Abstract:Recent works demonstrate a remarkable ability to customize text-to-image diffusion models while only providing a few example images. What happens if you try to customize such models using multiple, fine-grained concepts in a sequential (i.e., continual) manner? In our work, we show that recent state-of-the-art customization of text-to-image models suffer from catastrophic forgetting when new concepts arrive sequentially. Specifically, when adding a new concept, the ability to generate high quality images of past, similar concepts degrade. To circumvent this forgetting, we propose a new method, C-LoRA, composed of a continually self-regularized low-rank adaptation in cross attention layers of the popular Stable Diffusion model.

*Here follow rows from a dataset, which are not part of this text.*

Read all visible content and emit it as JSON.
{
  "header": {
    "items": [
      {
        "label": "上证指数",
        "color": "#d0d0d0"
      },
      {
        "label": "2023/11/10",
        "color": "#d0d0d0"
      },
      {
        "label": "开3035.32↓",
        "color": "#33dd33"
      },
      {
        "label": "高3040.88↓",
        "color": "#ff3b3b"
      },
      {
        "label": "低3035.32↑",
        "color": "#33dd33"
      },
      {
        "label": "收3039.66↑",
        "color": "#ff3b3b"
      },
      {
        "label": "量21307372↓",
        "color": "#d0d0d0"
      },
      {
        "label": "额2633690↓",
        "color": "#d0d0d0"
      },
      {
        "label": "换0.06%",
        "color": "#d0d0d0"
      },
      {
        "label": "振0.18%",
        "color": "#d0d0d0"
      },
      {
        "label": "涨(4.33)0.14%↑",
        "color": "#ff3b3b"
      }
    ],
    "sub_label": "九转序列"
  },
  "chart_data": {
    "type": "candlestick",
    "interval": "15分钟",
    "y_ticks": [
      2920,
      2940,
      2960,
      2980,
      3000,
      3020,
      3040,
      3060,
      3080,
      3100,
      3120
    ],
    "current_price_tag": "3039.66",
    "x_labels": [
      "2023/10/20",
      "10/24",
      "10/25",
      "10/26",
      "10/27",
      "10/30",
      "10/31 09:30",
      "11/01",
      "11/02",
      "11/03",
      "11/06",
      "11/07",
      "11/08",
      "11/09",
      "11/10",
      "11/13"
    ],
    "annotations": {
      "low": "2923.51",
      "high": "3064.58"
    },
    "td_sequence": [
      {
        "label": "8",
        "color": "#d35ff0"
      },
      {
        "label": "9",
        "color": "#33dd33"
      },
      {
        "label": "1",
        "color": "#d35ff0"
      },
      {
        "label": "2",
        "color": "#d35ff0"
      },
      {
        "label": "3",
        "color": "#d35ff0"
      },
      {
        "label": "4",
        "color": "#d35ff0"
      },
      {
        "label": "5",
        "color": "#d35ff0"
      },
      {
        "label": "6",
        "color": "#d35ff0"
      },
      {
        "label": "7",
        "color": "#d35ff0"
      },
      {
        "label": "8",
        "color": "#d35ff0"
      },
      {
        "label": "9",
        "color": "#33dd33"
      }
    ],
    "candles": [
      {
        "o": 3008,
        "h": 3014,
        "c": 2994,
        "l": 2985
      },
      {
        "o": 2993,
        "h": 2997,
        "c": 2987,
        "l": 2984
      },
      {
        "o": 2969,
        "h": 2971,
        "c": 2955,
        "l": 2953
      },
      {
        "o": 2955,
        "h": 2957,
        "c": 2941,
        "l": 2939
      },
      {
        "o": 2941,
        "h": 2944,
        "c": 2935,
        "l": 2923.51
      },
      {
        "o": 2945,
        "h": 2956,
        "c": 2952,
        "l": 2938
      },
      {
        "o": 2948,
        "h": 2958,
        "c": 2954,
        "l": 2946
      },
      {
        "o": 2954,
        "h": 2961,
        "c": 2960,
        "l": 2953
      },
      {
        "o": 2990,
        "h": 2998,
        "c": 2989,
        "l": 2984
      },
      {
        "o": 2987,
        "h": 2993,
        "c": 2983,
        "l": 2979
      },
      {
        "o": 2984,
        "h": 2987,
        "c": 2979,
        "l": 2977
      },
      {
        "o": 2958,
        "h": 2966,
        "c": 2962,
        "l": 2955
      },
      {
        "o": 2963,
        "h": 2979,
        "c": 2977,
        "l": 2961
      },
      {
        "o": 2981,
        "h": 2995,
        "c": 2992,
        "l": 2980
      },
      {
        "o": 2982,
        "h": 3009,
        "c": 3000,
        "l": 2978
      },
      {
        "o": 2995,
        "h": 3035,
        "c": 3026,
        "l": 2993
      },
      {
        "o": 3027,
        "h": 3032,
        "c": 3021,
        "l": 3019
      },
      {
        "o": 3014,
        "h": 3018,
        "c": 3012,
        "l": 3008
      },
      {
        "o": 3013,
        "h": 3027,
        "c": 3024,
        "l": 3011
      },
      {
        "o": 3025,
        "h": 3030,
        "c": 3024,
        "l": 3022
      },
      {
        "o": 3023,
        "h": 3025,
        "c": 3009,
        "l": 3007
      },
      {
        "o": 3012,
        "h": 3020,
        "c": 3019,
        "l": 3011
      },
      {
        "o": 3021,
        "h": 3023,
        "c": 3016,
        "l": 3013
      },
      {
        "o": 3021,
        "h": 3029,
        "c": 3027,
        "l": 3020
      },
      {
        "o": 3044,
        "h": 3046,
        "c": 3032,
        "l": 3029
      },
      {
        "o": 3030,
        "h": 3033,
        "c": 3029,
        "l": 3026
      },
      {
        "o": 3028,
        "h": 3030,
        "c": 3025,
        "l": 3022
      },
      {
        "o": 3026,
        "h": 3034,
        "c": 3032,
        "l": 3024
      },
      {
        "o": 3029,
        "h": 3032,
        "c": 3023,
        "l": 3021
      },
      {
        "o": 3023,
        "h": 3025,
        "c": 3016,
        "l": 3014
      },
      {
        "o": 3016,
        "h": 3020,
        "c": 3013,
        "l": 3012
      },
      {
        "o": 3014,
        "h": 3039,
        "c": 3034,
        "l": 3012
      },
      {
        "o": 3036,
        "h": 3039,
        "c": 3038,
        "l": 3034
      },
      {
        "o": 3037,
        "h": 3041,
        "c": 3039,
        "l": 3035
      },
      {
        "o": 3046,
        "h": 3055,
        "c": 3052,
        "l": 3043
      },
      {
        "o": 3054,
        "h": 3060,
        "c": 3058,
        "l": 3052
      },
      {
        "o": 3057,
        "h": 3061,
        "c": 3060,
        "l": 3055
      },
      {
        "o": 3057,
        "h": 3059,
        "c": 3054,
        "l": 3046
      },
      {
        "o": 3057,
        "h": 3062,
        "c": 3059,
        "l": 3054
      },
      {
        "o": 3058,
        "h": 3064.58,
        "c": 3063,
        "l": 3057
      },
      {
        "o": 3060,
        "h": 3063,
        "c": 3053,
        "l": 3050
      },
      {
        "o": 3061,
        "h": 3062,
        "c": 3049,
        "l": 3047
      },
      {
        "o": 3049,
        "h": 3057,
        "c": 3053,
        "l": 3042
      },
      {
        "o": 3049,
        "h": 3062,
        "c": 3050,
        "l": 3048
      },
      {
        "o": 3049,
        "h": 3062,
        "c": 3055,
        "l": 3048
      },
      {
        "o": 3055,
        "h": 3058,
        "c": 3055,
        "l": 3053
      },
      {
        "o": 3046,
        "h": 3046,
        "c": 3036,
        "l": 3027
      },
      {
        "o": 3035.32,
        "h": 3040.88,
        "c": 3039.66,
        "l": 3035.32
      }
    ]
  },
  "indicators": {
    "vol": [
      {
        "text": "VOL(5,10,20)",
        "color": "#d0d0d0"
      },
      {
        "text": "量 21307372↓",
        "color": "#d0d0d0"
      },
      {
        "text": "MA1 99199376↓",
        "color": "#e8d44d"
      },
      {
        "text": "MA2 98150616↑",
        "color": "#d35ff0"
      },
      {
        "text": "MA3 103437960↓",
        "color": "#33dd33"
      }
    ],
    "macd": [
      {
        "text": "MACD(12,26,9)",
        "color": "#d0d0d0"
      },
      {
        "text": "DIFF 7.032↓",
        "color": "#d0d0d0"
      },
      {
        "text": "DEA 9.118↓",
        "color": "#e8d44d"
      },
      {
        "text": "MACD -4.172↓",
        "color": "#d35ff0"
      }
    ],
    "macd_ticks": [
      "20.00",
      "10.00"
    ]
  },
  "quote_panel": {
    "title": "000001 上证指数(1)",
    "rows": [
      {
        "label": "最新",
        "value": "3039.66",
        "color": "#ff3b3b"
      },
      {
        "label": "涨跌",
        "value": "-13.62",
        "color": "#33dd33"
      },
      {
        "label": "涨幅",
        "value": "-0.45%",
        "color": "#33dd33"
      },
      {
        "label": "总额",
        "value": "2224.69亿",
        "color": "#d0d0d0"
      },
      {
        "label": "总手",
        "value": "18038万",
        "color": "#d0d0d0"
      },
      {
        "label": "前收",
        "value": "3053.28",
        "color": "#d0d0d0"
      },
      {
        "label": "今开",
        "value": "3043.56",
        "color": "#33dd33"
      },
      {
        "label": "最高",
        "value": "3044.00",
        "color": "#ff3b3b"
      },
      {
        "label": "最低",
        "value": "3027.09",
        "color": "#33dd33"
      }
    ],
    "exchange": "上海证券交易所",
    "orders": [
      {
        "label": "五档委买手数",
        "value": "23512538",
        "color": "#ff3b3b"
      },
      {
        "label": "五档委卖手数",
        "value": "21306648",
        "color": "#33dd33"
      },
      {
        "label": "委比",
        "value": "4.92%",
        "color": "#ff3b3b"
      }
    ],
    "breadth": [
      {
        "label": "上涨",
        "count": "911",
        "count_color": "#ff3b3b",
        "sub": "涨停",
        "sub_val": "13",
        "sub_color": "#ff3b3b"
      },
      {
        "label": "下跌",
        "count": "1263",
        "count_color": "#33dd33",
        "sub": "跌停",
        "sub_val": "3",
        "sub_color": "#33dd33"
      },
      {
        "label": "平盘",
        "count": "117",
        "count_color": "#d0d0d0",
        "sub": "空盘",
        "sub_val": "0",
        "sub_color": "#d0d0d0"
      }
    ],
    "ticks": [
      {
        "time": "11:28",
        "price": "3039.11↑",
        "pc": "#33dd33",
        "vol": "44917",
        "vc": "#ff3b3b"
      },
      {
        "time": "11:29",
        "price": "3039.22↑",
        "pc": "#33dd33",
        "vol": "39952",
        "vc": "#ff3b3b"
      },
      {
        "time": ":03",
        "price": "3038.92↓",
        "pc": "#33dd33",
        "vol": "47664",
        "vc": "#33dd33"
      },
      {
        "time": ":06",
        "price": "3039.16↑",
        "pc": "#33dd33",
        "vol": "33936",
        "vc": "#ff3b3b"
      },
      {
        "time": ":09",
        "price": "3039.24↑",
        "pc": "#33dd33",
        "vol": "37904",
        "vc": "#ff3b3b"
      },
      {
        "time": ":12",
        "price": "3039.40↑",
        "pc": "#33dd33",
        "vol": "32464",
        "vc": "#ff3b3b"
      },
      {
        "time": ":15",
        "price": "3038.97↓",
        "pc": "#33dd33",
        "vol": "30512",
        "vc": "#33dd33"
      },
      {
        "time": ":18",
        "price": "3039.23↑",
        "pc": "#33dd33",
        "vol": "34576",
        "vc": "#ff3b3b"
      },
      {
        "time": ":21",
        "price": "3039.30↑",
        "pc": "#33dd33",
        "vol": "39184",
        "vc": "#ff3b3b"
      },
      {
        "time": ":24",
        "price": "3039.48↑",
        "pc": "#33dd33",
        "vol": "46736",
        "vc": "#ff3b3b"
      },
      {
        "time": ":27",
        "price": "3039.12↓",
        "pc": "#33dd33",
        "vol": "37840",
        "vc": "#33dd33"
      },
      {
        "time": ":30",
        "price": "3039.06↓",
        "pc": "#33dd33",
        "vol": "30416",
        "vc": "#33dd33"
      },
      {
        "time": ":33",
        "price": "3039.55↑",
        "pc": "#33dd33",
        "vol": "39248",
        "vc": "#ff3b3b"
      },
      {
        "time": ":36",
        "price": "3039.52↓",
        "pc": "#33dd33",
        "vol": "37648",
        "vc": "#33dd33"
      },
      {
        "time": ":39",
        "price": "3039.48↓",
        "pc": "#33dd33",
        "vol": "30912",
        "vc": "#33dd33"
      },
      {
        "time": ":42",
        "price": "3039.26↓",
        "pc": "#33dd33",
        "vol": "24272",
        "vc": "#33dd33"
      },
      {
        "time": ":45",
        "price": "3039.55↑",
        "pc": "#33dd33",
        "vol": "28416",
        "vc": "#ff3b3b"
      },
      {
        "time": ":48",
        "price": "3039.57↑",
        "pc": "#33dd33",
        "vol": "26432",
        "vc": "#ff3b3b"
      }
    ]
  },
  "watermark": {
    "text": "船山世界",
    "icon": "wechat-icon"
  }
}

Furthermore, we use customization prompts which do not include the word of the customized object (i.e., "person" for a human face dataset) and are initialized as completely random embeddings. Importantly, our method induces only marginal additional parameter costs and requires no storage of user data for replay. We show that C-LoRA not only outperforms several baselines for our proposed setting of text-to-image continual customization, which we refer to as Continual Diffusion, but that we achieve a new state-of-the-art in the well-established rehearsal-free continual learning setting for image classification. The high achieving performance of C-LoRA in two separate domains positions it as a compelling solution for a wide range of applications, and we believe it has significant potential for practical impact.